According to a Monday story on the Fox affiliate in Orlando, Florida, Sen. Bill Nelson, D-Florida was upbeat about the goal of landing humans on Mars by the 2030s. He also suggested that the Senate would appropriate the extra money needed so that the heavy lift Space Launch System would conduct its first test flight in December, 2017. Reports suggest that NASA will slip that first test launch to as late as November, 2018. Nelson is the chair of the Senate Space and Science Subcommittee that oversees NASA.
Nelson is an undoubted space enthusiast, and not just because he is a senator from Florida where the Kennedy Space Center resides. He flew on a space shuttle mission in the 1980s, shortly before the Challenger disaster, when he was a House member, using his congressional oversight role as an excuse. He is a keen supporter of a human expedition to Mars as the focus of NASA’s human space exploration efforts.
Current plans for NASA involve diverting a small asteroid or part of a larger asteroid and taking it into lunar orbit. Then the rock would be visited by astronauts in an Orion spacecraft launched by the Space Launch System sometime in the early to mid-2020s. There is not anything else firmly planned for the rest of that decade until the Mars expedition in the 2030s.

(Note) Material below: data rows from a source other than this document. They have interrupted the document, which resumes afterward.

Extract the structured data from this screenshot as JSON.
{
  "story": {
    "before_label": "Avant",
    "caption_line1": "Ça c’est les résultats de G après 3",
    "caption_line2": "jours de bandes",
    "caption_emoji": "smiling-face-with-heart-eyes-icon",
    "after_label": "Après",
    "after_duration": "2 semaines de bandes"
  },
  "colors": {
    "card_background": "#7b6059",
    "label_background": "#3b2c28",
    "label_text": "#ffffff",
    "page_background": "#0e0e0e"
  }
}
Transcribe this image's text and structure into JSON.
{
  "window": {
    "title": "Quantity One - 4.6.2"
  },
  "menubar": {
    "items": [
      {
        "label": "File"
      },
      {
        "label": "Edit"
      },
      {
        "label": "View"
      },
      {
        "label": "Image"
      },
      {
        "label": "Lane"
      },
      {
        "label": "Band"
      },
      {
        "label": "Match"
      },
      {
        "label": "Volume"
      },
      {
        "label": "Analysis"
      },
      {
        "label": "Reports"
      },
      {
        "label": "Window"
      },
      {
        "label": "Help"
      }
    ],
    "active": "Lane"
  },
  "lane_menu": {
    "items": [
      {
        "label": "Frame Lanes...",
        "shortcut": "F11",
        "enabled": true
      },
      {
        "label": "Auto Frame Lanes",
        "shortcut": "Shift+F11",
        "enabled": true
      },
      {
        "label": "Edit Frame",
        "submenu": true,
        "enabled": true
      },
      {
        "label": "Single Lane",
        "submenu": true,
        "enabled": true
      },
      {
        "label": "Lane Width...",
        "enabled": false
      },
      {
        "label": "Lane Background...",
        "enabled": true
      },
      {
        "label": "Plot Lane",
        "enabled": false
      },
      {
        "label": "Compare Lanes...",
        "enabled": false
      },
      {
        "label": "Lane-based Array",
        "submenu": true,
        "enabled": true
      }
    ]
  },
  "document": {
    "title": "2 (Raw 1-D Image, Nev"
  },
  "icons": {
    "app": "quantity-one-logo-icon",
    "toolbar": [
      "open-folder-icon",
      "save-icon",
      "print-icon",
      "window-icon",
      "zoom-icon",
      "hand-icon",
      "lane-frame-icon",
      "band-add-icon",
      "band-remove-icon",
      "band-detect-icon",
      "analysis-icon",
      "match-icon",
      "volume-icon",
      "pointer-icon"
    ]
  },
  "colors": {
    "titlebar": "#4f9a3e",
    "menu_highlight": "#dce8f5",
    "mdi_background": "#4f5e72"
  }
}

Nelson’s pledge to add $225 million to NASA’s budget to accelerate the schedule of the SLS comes at a time of increasing discontent, especially among Congressional Republicans, over the direction of the civil space program. Florida Today notes that many in the GOP would like to see a near term focus on a return to the moon, something that President Obama specifically ruled out. Not only is the moon seen as a stepping stone toward Mars, but is considered a prime target for economic development thanks to its rich natural resources.